To visualise the geographical distribution of the various German words for the jelly-filled donut, there is a map by the Atlas zur deutschen Alltagssprache you can find here. A similar map is also done up by Zeit Magazin, and even a German supermarket chain’s website. There are also other terms mentioned here in this article, especially the terms used in the state of North Rhine-Westphalia. One possible reason why there are so many terms for this in a single language is, there were traditionally several forms of preparing the pastry that differed by shape and presence of filling, such as the claw, which could have converged over time. This is combined with the various German dialects spoken in Germany, Austria and Switzerland, which contributes to the diverse number of terms referring to the humble jelly-filled donut.

Naturally, you would find words for these entering various European languages to refer to this pastry, often prepared using similar methods but also possibly adding a local cultural twist to them.
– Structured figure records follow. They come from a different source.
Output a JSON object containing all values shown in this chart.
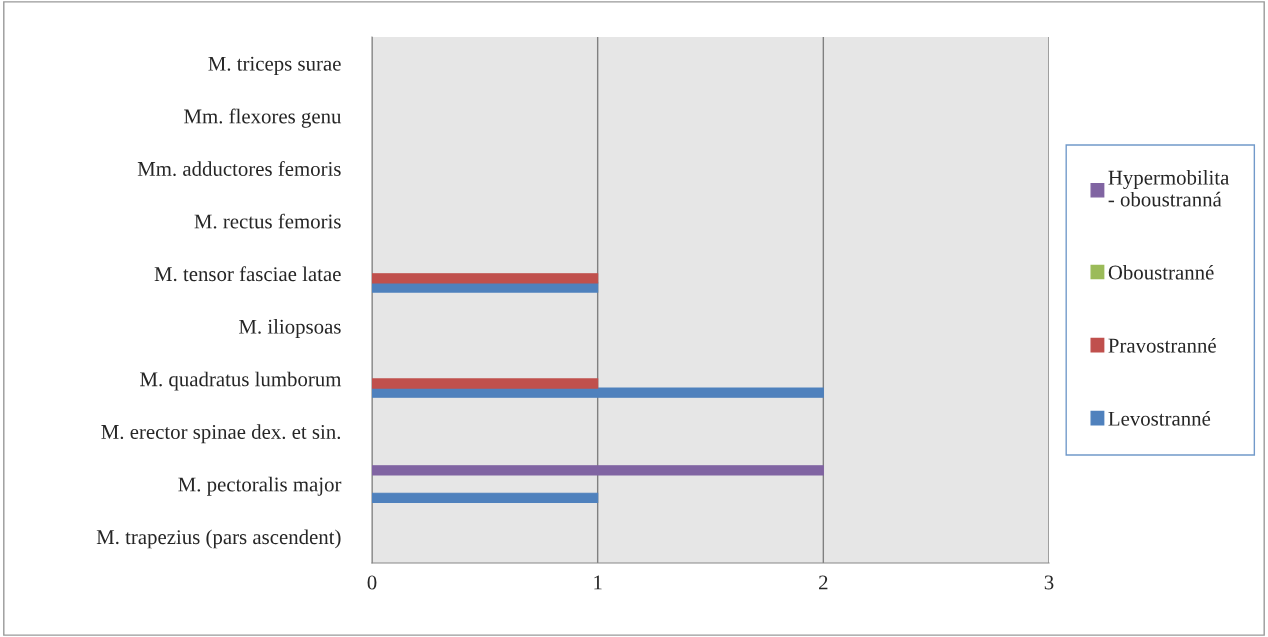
{
  "chart_data": {
    "type": "bar",
    "orientation": "horizontal",
    "categories": [
      "M. triceps surae",
      "Mm. flexores genu",
      "Mm. adductores femoris",
      "M. rectus femoris",
      "M. tensor fasciae latae",
      "M. iliopsoas",
      "M. quadratus lumborum",
      "M. erector spinae dex. et sin.",
      "M. pectoralis major",
      "M. trapezius (pars ascendent)"
    ],
    "series": [
      {
        "name": "Levostranné",
        "color": "#4f81bd",
        "values": [
          null,
          null,
          null,
          null,
          1,
          null,
          2,
          null,
          1,
          null
        ]
      },
      {
        "name": "Pravostranné",
        "color": "#c0504d",
        "values": [
          null,
          null,
          null,
          null,
          1,
          null,
          1,
          null,
          null,
          null
        ]
      },
      {
        "name": "Oboustranné",
        "color": "#9bbb59",
        "values": [
          null,
          null,
          null,
          null,
          null,
          null,
          null,
          null,
          null,
          null
        ]
      },
      {
        "name": "Hypermobilita - oboustranná",
        "color": "#8064a2",
        "values": [
          null,
          null,
          null,
          null,
          null,
          null,
          null,
          null,
          2,
          null
        ]
      }
    ],
    "xlim": [
      0,
      3
    ],
    "xticks": [
      0,
      1,
      2,
      3
    ],
    "grid": "x",
    "legend": "right"
  }
}
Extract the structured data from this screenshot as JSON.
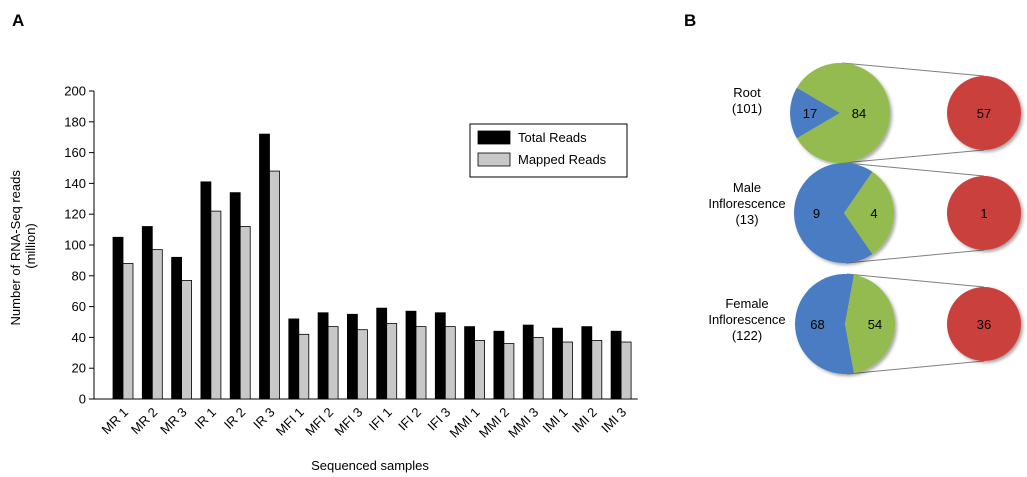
{
  "panels": {
    "a": "A",
    "b": "B"
  },
  "chart_data": [
    {
      "type": "bar",
      "title": "",
      "xlabel": "Sequenced samples",
      "ylabel": "Number of RNA-Seq reads (million)",
      "ylabel_lines": [
        "Number of RNA-Seq reads",
        "(million)"
      ],
      "ylim": [
        0,
        200
      ],
      "yticks": [
        0,
        20,
        40,
        60,
        80,
        100,
        120,
        140,
        160,
        180,
        200
      ],
      "grid": false,
      "legend_position": "top-right",
      "categories": [
        "MR 1",
        "MR 2",
        "MR 3",
        "IR 1",
        "IR 2",
        "IR 3",
        "MFI 1",
        "MFI 2",
        "MFI 3",
        "IFI 1",
        "IFI 2",
        "IFI 3",
        "MMI 1",
        "MMI 2",
        "MMI 3",
        "IMI 1",
        "IMI 2",
        "IMI 3"
      ],
      "series": [
        {
          "name": "Total Reads",
          "color": "#000000",
          "values": [
            105,
            112,
            92,
            141,
            134,
            172,
            52,
            56,
            55,
            59,
            57,
            56,
            47,
            44,
            48,
            46,
            47,
            44
          ]
        },
        {
          "name": "Mapped Reads",
          "color": "#c8c8c8",
          "values": [
            88,
            97,
            77,
            122,
            112,
            148,
            42,
            47,
            45,
            49,
            47,
            47,
            38,
            36,
            40,
            37,
            38,
            37
          ]
        }
      ]
    },
    {
      "type": "pie",
      "title": "",
      "groups": [
        {
          "label_lines": [
            "Root",
            "(101)"
          ],
          "slices": [
            {
              "value": 17,
              "color": "#4a7bc3"
            },
            {
              "value": 84,
              "color": "#93bb4f"
            }
          ],
          "detail": {
            "value": 57,
            "color": "#c9403c"
          }
        },
        {
          "label_lines": [
            "Male",
            "Inflorescence",
            "(13)"
          ],
          "slices": [
            {
              "value": 9,
              "color": "#4a7bc3"
            },
            {
              "value": 4,
              "color": "#93bb4f"
            }
          ],
          "detail": {
            "value": 1,
            "color": "#c9403c"
          }
        },
        {
          "label_lines": [
            "Female",
            "Inflorescence",
            "(122)"
          ],
          "slices": [
            {
              "value": 68,
              "color": "#4a7bc3"
            },
            {
              "value": 54,
              "color": "#93bb4f"
            }
          ],
          "detail": {
            "value": 36,
            "color": "#c9403c"
          }
        }
      ]
    }
  ]
}
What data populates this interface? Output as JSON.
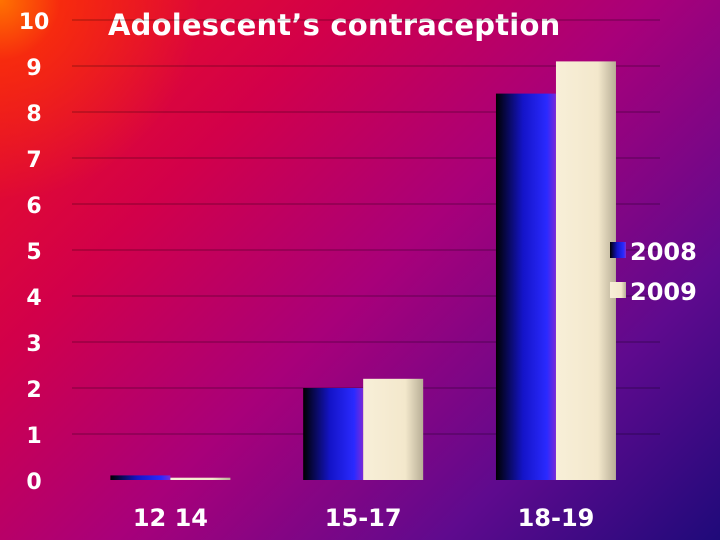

Examples of languages borrowing or deriving from the word Krapfen include Slovene (krof), Serbian (крофна), and some other languages in the Balkans, while Portuguese sort of references the Berliner, as bolas de Berlim, quite literally ‘Berlin balls’. Argentinian, Uruguayan (berlinesa, but also bola de fraile) and Chilean Spanish (berlín), Danish (Berliner Pfannkuchen, Berlinerbolle) and Dutch (berlinerbol) also refer to the pastry by borrowing the Berliner in some form as well.

And so, this has been a little exploration into the rather diverse terminology surrounding the jelly-filled donut. This as given me a little craving for these pastries, which I am tempted to satisfy after this essay is published. What do you call the jelly-filled donut in your language or dialect? Let me know in the comments!